Friday, January 7, 2022
By Pierre-Étienne Meunier

A recent change introduced a new structure in Pijul repositories, allowing one to merge unrelated repositories while preserving commutation across the different source repos.

Pijul’s main internal datastructure is essentially a graph where some of the vertices represent file names, and others represent byte chunks. Patches add and delete some vertices in that graph. Most algorithms start from a specific vertex present in all repositories and called the “root” vertex.

Now, the new change is actually quite simple to describe: instead of having files and directories immediately below the root vertex, we add one extra level immediately below it. This isn’t really different from an unnamed subdirectory at the root of repositories. The consequences on a number of algorithms are actually nontrivial, since the root stops being unique, a hypothesis that was used in a number of places.

Important note: not all commands related to this feature are implemented. However, implementing it now will allow us to avoid changing the format again after announcing a stable version.

Commutation across repositories

What this changes allows to do is, since root directories are no different from regular ones, we can now clone a repository A “into” a subdirectory of another repository B, by simply applying all patches from A to B, and then moving all the new roots A had into a subdirectory of B.

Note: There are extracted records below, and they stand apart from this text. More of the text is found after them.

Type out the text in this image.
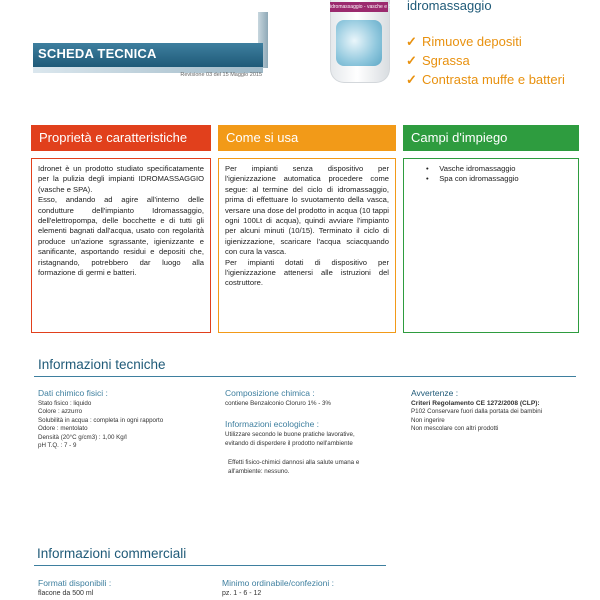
SCHEDA TECNICA
Revisione 03 del 15 Maggio 2015
idromassaggio - vasche e SPA idromassaggio
✓ Rimuove depositi
✓ Sgrassa
✓ Contrasta muffe e batteri
Proprietà e caratteristiche

Idronet è un prodotto studiato specificatamente per la pulizia degli impianti IDROMASSAGGIO (vasche e SPA).

Esso, andando ad agire all'interno delle condutture dell'impianto Idromassaggio, dell'elettropompa, delle bocchette e di tutti gli elementi bagnati dall'acqua, usato con regolarità produce un'azione sgrassante, igienizzante e sanificante, asportando residui e depositi che, ristagnando, potrebbero dar luogo alla formazione di germi e batteri.

Come si usa

Per impianti senza dispositivo per l'igienizzazione automatica procedere come segue: al termine del ciclo di idromassaggio, prima di effettuare lo svuotamento della vasca, versare una dose del prodotto in acqua (10 tappi ogni 100Lt di acqua), quindi avviare l'impianto per alcuni minuti (10/15). Terminato il ciclo di igienizzazione, scaricare l'acqua sciacquando con cura la vasca.

Per impianti dotati di dispositivo per l'igienizzazione attenersi alle istruzioni del costruttore.

Campi d'impiego
•     Vasche idromassaggio
•     Spa con idromassaggio
Informazioni tecniche
Dati chimico fisici :
Stato fisico : liquido
Colore : azzurro
Solubilità in acqua : completa in ogni rapporto
Odore : mentolato
Densità (20°C g/cm3) : 1,00 Kg/l
pH T.Q. : 7 - 9
Composizione chimica :
contiene Benzalconio Cloruro 1% - 3%
Informazioni ecologiche :
Utilizzare secondo le buone pratiche lavorative,
evitando di disperdere il prodotto nell'ambiente
Effetti fisico-chimici dannosi alla salute umana e
all'ambiente: nessuno.
Avvertenze :
Criteri Regolamento CE 1272/2008 (CLP):
P102 Conservare fuori dalla portata dei bambini
Non ingerire
Non mescolare con altri prodotti
Informazioni commerciali
Formati disponibili :
flacone da 500 ml
Minimo ordinabile/confezioni :
pz. 1 - 6 - 12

Then, when a new patch p is created in A, p doesn’t need to know about B’s tree. Knowing about A’s root is enough to make it directly applicable to the files in B, even after moving them to the proper subdirectory.

One minor inconvenience

This change is fairly transparent from a user point of view, except for one thing: if the first patch in a repository creates the root, we don’t want that patch to introduce any other file, for else subsequent file additions would depend on the patch introducing the root. Indeed, if that patch also adds a file a, later patches would depend on that initial patch, which could easily be mistaken as later file additions depending on the addition of a.

For that reason, the first record in a repository creates two patches: one introducing a root vertex, and another one actually doing the more intuitive records.

Backwards-compatibility

This change is backwards-compatible: repositories without the extra root vertex can still be handled by our algorithms, and the next record will introduce a root and move the files.